Academic Support and Learning Advancement

Weinberg College and the Searle Center join forces to create ASLA — a resource for academic success at Northwestern

By Daniel P. Smith

The Weinberg College of Arts and Sciences and the Searle Center for Advancing Learning and Teaching have teamed together to establish a new, centralized unit at Northwestern for academic support.

Launched in January in partnership with the University Libraries, the Academic Support and Learning Advancement unit (ASLA) offers all Northwestern undergraduates an easily located, central place to obtain academic help outside of the classroom. With the motto “Success is not a solo endeavor,” ASLA director Marina Micari says the unit will foster an ecosystem of academic guidance at Northwestern.

“We want to provide support for all students and access to the support they need to navigate academic life, because none of our students should have to trudge through courses alone,” Micari says, adding that ASLA’s location at 2 North in the University’s main library is particularly well suited for study and collaboration. ASLA is also ideally located together with other academic services such as the Writing Place and the Library’s User Experience unit.

Bringing ASLA to life

ASLA was first conceived in 2016, when the Searle Center and Weinberg College delivered a joint proposal to University leadership, citing the presence of centralized support units at peer institutions. The team then joined with the University Libraries to conceive of a student-centered space that might bring together multiple academic services.

The plan called for combining Searle’s longstanding academic support initiatives, peer-tutor training and program evaluation capabilities with Weinberg College tutoring to create a more formalized academic support program.

With the creation of ASLA, Weinberg College and the Searle Center can now more readily promote learning and academic success for a diverse population of students through evidence-based programs and services.

“This signifies to all students that receiving academic help is a normal part of academic life at Northwestern and provides students more seamless access to academic support,” Micari says.

ASLA at work

ASLA’s hallmark offerings include course-linked support to some 30 STEM courses as well as those focusing on economics and statistics. The resources include peer-guided study groups and drop-in peer tutoring, as well as strategic academic support. Through small-group mentoring, peer academic coaching, workshops and one-on-one consultations, for instance, students can learn best practices for studying, time management and exam preparation.

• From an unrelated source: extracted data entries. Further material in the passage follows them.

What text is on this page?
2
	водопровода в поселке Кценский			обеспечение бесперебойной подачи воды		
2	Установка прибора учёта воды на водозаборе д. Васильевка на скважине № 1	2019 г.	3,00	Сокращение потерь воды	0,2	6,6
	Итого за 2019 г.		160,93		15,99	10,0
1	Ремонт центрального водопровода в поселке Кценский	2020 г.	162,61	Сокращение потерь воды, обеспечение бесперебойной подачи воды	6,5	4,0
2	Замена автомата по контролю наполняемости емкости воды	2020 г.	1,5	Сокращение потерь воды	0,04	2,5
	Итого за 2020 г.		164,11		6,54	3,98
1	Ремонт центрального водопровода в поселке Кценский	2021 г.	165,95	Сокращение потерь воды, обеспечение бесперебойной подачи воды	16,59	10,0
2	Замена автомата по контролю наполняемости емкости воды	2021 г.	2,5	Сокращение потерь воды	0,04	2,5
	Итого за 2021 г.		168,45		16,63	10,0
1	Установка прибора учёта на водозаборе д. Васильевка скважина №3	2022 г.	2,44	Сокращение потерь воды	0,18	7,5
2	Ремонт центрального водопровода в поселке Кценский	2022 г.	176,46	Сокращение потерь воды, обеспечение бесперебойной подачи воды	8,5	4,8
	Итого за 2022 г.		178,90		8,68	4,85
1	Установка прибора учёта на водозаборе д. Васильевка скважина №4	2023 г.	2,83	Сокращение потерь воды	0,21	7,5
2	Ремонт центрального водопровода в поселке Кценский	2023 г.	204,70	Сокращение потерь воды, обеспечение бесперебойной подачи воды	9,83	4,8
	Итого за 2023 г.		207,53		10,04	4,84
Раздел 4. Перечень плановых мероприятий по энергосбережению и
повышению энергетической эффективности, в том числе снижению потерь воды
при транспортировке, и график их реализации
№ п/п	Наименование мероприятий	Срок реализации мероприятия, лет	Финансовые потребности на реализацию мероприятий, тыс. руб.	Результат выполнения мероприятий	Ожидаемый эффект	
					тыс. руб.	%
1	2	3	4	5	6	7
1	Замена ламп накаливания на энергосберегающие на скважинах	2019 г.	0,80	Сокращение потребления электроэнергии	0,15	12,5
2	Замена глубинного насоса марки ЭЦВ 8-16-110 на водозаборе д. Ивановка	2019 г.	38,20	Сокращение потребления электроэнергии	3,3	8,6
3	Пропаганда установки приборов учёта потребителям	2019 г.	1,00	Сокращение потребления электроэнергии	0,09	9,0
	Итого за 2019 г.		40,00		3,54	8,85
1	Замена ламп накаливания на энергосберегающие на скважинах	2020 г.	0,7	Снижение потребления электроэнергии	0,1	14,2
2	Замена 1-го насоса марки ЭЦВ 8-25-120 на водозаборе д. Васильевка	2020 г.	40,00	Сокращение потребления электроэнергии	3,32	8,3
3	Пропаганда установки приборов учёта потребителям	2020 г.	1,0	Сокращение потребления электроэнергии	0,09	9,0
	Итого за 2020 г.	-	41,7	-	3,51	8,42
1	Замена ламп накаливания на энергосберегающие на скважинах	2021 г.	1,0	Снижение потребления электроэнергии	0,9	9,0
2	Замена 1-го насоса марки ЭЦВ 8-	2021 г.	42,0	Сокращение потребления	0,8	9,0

“In the group settings, in particular, students will see others facing similar challenges and can gain different takes on problem solving,” Micari says, adding that the peer-to-peer support, delivered by some 160 peer leaders, is central to ASLA’s positioning. “We hear regularly that students feel more comfortable working alongside their peers who have been in a course previously and are much closer to their level of development.”

ASLA will also offer leadership training for peer tutors, group facilitators and academic coaches as well as an online portal for academic support and enrichment. There are also plans to host research talks, workshops and forums for students as well as faculty and staff, built around topics such as improving study skills and adjusting to academic life at Northwestern.

“The whole point is to help students reach their academic potential,” Micari says, noting that an ASLA advisory board comprised of students, faculty, advisors and staff from a range of University departments will help the new unit make informed programming decisions.

“The first step is to make ASLA a more visible piece of the fabric at Northwestern, but we will continuously work to address gaps in order to drive the academic success of our undergraduates.”